Climat : Londres et Google luttent contre les traînées de condensation des avions
Les traînées de condensation laissées par les avions, souvent considérées comme de belles illustrations dans le ciel, ont un impact environnemental préoccupant. En effet, ces formations nuageuses, bien que fascinantes, sont nuisibles pour le climat. Pour y remédier, le gouvernement britannique a décidé de collaborer avec Google dans le cadre d’une initiative visant à atténuer cet effet néfaste. Ce projet, baptisé Operation Blue Skies, consiste à ajuster légèrement l’altitude de certains vols dans l’un des couloirs aériens les plus fréquentés au monde, au-dessus de l’Atlantique Nord.
Les traînées de condensation, également connues sous le nom de « contrails », se forment lorsque la vapeur d’eau issue des gaz d’échappement des moteurs d’avion se condense et gèle autour de particules de suie dans un environnement froid et humide. Ce phénomène contribue à piéger la chaleur dans l’atmosphère, empêchant ainsi les rayonnements de la Terre de s’échapper dans l’espace. Bien que l’aviation ne soit responsable que de 2,5 % des émissions mondiales de CO2, son rôle dans le réchauffement climatique est amplifié par ces traînées, qui pourraient représenter jusqu’à un tiers de son impact total.
Le programme, qui bénéficie d’un budget de 5 millions de livres (environ 5,8 millions d’euros), est financé en partie par le gouvernement britannique à hauteur de 2,65 millions de livres. Ce consortium inclut également NATS, l’organisme de gestion du contrôle aérien britannique, l’ONG contrails.org, ainsi que des institutions académiques telles que l’Imperial College London et l’Université de Cambridge.
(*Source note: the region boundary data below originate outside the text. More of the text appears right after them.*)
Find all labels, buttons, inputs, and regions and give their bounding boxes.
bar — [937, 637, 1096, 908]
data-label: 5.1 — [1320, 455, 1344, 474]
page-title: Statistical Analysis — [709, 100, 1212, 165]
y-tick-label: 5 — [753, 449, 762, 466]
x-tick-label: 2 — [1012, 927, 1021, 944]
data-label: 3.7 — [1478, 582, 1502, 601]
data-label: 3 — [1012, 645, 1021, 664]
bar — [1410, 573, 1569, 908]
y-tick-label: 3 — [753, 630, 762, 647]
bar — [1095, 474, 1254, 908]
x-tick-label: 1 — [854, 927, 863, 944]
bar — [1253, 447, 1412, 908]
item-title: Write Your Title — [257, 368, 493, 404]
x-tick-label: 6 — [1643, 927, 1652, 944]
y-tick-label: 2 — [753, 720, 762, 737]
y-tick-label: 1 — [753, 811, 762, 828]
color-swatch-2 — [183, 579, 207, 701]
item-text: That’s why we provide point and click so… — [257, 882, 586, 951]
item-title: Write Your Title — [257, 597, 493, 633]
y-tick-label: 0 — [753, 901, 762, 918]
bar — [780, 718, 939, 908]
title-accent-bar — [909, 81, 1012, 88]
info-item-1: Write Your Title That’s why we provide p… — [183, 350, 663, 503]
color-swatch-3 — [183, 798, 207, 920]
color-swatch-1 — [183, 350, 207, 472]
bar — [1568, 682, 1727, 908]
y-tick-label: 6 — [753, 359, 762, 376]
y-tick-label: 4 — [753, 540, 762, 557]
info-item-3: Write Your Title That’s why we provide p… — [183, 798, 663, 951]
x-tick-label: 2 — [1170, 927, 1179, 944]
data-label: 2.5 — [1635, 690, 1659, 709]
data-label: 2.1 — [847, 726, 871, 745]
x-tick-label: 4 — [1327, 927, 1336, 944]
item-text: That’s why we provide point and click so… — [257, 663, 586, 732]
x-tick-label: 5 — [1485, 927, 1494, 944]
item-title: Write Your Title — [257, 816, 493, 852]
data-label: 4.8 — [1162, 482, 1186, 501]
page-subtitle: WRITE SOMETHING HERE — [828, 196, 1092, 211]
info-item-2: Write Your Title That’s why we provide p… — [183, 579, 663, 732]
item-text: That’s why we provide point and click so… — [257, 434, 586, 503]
Dans le cadre de cette initiative, Google a développé une intelligence artificielle capable d’analyser des données météorologiques afin d’identifier les zones où les avions sont le plus susceptibles de générer des traînées persistantes. Les tests se dérouleront durant deux hivers, en 2026-2027 et 2027-2028, dans l’espace aérien de Shanwick, qui relie l’Europe à l’Amérique du Nord. Ce corridor est responsable d’environ 5 % du réchauffement global attribué aux contrails, ce qui en fait une zone cruciale à étudier, comme l’a expliqué Paul Hodgson, responsable technique du projet chez Google.
Les essais se concentreront sur des vols commerciaux et seront menés pendant 20 à 40 jours chaque hiver, principalement en période de faible trafic aérien. Kemal Armada, chef de produit chez Google, a souligné que l’enjeu n’est plus de savoir si la réduction des traînées est possible, mais plutôt d’évaluer son efficacité à l’échelle du système aérien mondial. Cette phase expérimentale représente une avancée significative vers cet objectif.